There is no emotion,

Only a collage of emotions;

There is no desire,

Only an ecology of desires;
There is no pleasure,

Only an economy of pleasures.

All attempts at theorizing social life are, at the same time, works of autobiography. This is the most basic insight of the sociology of knowledge and, as such, it stands as an additional reminder of the tendency for discourse to create the conditions of its own subversion. The problematics posed by the conditions of postmodernity for the individual also exist for the individual theorist as well as for communities of theorists. Individuation at the individual level and differentiation at the collective level make it increasingly difficult to continue to maintain the illusion that science can achieve some privileged position of neutral observation reported in unbiased language.1

At this point, it should be clear that, as a sociologist, I conceive of postmodernism as not being merely a new intellectual perspective, but rather as an expression of or a response to the dramatic changes in the character of social life and the human experiences these changes have occasioned. This development is clearly what is suggested by Daniel Bell when he observed “[T]here are disjunctures everywhere, and more and more in contemporary society there are radical disjunctures. What I’ve argued is that beliefs are independent of changes in the social structure” (New York Times, 7 February 1989). Another, more personal view is expressed by Richard Ford in his novel, The Ultimate Good Luck (1981), as he described his hero in the following terms:

He had a sense when he joined the marines that the country he was skying out of was a known locale, with a character that was exact and coordinate and that maintained a patterned feel. A thing you could get back with if you had a reason.
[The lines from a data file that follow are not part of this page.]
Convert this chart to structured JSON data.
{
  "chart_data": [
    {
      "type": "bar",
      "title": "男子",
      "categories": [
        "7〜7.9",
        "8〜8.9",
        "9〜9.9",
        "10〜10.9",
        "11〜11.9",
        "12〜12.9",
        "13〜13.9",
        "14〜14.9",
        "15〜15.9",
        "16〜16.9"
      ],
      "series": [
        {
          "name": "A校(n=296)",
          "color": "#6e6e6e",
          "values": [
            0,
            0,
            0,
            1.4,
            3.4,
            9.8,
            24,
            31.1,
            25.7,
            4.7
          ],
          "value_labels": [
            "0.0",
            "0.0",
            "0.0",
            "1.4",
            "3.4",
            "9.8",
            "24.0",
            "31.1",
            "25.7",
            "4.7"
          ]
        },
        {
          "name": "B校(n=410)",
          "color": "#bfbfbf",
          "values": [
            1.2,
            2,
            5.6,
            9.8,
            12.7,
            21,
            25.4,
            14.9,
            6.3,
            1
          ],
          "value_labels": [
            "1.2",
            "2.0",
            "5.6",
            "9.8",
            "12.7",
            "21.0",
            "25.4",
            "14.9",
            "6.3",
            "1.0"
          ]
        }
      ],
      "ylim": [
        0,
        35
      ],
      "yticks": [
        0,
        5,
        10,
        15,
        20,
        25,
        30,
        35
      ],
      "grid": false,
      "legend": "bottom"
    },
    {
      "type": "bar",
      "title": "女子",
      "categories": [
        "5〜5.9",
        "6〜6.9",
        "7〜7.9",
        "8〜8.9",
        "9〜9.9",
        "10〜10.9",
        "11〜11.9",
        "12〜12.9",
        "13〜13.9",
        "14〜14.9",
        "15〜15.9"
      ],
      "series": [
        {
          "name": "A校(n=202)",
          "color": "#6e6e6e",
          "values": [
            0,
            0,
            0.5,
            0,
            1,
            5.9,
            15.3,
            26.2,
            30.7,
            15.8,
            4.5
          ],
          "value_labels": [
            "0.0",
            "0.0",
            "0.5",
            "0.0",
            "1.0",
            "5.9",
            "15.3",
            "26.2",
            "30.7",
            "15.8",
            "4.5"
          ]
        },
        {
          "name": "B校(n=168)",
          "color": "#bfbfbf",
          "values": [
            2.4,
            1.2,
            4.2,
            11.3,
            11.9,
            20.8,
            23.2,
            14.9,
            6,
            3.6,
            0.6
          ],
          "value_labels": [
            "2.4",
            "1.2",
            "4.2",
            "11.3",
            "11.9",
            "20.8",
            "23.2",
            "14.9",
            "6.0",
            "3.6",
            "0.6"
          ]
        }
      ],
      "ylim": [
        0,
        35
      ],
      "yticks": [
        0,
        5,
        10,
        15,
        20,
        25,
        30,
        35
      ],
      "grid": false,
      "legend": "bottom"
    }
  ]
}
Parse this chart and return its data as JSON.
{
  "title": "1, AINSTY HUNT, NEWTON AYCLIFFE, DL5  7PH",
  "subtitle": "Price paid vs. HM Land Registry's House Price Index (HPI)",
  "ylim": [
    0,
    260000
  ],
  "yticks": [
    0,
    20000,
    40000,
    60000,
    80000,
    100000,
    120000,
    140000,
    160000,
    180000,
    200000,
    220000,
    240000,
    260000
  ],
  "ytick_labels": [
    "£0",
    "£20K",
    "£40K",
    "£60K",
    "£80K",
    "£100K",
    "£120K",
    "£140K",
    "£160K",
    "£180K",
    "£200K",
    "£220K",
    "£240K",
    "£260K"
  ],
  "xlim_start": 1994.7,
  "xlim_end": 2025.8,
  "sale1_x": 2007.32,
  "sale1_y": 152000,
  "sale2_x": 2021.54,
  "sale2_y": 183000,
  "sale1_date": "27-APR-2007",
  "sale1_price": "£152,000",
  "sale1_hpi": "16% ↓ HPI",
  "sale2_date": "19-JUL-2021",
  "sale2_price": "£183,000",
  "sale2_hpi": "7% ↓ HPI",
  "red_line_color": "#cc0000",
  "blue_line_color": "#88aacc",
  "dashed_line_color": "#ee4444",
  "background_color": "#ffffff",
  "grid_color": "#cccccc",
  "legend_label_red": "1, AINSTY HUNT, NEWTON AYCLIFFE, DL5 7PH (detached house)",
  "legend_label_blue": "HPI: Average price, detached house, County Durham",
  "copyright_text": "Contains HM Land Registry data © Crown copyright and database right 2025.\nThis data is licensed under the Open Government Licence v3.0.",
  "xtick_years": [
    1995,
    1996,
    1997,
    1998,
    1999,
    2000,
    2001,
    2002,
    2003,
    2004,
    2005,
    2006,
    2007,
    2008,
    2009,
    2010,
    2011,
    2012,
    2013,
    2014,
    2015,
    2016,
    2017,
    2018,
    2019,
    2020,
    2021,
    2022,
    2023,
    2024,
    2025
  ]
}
But that patterned feel had gotten disrupted somehow, as

though everything whole had separated a little inch, and he had dropped back in between things, to being on the periphery without a peripheral perspective.

The postmodern perspective begins with the decentering perception that a peripheral perspective is the best we can hope for when the surrounding social order, once perceived as an encompassing continent, is experienced as a dense and confusing archipelago.